Gläserner Mensch

Unterschiedliche Einblicke in das Innere unseres Körpers

| Redakteur: Hendrik Härter

Bildgebungsverfahren, um in das Innere des Menschen zu schauen. Der sogenannte Image Man zeigt sein Geheimnis.
Bildgebungsverfahren, um in das Innere des Menschen zu schauen. Der sogenannte Image Man zeigt sein Geheimnis. (Foto: Fraunhofer MEVIS)

Durchleuchten Mediziner ihre Patienten, dann kommt nicht nur ein Röntgengerät zum Einsatz. Mittlerweile steht ein ganzes Arsenal an bildgebenden Methoden zur Verfügung, wobei jedes Verfahren seine spezifischen Stärken besitzt.

Viele Methoden, um Einblicke in den menschlichen Körper zu erhalten. Diese Methodenvielfalt macht der sogenannte „Image Man“ für ein breites Publikum anschaulich und erlebbar. Entwickelt wurde das Exponat für das Universum Bremen vom Fraunhofer-Institut für Bildgestützte Medizin MEVIS in Kooperation mit dem Zentrum für moderne Diagnostik ZEMODI und dem Zentrum für Nuklearmedizin und PET/CT.

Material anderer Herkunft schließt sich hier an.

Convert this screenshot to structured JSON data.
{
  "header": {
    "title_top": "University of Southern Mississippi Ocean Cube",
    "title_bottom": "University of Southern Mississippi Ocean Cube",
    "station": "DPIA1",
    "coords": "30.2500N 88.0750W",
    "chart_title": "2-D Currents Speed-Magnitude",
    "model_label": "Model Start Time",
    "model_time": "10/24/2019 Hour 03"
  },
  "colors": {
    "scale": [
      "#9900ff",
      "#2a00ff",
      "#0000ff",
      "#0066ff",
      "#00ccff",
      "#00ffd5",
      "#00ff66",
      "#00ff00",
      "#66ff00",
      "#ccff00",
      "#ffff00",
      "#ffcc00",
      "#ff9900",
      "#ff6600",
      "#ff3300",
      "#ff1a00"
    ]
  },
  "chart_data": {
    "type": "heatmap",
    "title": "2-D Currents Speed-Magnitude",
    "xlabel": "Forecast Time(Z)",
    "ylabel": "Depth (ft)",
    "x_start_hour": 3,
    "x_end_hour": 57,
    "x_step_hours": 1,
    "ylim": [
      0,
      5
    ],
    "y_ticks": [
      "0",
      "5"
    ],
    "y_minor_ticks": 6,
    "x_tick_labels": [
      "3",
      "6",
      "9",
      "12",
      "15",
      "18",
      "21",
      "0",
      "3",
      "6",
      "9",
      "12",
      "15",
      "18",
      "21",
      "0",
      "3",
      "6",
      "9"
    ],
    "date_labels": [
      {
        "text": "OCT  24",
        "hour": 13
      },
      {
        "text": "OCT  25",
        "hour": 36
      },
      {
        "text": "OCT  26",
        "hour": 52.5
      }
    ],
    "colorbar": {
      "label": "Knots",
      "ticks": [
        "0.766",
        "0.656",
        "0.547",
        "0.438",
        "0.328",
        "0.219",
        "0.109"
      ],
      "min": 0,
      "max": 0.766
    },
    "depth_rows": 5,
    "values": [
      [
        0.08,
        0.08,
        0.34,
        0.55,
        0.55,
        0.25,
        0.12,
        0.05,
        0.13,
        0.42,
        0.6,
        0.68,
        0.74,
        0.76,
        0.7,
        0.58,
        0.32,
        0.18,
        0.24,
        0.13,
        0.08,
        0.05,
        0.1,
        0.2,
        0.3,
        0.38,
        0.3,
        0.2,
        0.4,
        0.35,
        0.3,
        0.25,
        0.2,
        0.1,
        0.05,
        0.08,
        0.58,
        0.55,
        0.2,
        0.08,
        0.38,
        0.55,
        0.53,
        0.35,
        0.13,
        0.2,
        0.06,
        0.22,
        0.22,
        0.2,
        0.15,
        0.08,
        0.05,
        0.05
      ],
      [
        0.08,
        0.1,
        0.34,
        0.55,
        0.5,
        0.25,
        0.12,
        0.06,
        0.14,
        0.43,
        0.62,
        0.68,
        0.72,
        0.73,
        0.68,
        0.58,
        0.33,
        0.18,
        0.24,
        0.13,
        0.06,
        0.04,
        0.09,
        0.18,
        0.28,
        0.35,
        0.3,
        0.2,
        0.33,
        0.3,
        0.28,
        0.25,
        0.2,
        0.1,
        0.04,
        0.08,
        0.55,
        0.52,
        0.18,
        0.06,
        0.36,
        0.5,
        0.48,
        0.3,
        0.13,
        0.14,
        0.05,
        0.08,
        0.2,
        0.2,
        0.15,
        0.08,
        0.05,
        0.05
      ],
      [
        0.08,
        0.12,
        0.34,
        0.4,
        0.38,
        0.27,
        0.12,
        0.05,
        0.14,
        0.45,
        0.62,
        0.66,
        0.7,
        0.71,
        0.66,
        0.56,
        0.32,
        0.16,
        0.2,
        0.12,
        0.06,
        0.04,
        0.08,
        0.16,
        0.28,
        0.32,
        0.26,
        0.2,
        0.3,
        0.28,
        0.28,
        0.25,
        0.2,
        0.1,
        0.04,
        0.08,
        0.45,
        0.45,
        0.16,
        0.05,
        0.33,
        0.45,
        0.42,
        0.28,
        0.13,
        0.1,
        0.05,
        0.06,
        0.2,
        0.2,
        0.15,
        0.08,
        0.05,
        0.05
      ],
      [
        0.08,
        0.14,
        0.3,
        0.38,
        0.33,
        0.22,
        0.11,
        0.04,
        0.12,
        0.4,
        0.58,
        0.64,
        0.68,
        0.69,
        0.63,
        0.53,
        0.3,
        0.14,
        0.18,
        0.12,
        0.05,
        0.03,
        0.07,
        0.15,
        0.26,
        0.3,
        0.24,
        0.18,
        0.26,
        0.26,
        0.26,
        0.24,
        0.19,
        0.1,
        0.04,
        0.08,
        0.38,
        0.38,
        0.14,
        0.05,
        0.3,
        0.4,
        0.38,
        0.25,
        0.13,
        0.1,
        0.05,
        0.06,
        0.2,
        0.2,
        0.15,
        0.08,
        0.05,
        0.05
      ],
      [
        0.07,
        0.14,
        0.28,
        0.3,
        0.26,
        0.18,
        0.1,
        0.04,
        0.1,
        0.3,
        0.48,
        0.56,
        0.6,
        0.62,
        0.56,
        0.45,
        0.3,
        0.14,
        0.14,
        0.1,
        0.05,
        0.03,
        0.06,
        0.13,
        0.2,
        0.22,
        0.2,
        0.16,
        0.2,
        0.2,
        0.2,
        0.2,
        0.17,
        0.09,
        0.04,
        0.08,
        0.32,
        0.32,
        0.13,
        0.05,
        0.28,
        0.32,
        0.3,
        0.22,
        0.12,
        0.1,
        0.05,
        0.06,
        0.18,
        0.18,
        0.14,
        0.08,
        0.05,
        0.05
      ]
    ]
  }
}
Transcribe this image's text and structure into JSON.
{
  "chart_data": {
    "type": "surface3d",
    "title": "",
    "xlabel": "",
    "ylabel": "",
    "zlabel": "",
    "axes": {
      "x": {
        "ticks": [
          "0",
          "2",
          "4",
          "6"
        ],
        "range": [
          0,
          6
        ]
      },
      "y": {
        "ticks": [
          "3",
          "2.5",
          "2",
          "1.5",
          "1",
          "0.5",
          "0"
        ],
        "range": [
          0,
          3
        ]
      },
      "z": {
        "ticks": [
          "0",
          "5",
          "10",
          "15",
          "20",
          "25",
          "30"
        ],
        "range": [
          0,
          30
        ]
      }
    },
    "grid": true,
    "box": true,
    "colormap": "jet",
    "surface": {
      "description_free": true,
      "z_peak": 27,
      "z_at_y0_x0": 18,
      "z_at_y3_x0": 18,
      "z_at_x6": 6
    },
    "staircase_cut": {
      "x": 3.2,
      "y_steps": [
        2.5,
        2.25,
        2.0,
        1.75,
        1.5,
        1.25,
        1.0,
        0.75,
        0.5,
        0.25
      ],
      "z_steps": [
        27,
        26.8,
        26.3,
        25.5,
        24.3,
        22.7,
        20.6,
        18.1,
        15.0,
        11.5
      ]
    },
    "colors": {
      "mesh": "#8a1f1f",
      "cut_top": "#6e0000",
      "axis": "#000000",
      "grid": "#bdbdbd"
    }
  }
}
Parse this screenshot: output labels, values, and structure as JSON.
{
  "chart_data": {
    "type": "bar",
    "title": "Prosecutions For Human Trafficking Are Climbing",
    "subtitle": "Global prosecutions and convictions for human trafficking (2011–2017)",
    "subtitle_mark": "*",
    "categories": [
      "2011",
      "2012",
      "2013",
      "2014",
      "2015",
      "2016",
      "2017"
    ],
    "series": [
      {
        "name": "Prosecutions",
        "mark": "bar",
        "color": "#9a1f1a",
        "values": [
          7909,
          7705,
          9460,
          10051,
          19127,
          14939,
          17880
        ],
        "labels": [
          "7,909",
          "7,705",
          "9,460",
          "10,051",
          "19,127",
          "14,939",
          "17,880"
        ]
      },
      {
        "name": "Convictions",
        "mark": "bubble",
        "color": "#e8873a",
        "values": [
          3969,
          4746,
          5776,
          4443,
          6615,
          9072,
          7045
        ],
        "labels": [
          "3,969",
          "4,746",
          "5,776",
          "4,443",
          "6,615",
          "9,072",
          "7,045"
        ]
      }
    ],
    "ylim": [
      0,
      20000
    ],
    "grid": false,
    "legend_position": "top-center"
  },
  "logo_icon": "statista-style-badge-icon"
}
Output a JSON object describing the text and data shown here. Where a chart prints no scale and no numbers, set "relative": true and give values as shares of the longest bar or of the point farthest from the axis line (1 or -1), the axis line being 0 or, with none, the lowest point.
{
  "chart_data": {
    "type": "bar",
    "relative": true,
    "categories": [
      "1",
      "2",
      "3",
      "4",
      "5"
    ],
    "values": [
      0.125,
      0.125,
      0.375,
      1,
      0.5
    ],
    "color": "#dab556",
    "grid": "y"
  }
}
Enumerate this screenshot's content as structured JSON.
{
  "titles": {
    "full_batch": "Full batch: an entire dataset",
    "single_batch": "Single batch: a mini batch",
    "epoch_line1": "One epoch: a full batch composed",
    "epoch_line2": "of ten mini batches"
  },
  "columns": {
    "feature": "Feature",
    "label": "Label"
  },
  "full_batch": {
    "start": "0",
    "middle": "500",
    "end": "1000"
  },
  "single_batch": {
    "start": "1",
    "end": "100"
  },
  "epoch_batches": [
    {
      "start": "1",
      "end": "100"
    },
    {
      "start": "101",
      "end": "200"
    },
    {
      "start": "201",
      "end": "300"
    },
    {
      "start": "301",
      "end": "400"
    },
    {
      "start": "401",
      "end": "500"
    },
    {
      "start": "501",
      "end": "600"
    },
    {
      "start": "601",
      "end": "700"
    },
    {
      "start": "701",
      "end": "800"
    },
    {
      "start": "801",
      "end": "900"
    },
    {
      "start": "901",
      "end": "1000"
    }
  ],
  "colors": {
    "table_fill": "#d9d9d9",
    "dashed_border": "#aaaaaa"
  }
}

Bei Image Man handelt es sich um eine lebensgroße Figur, zusammengesetzt aus zehn Segmenten. Die Körperteile, die auf ihnen abgebildet sind, wurden mit unterschiedlichen Bildgebungs-Verfahren untersucht. Beispielsweise stammen die Aufnahmen von Wirbelsäule und Becken von einem CT-Scanner, er macht die Knochenstruktur gut sichtbar.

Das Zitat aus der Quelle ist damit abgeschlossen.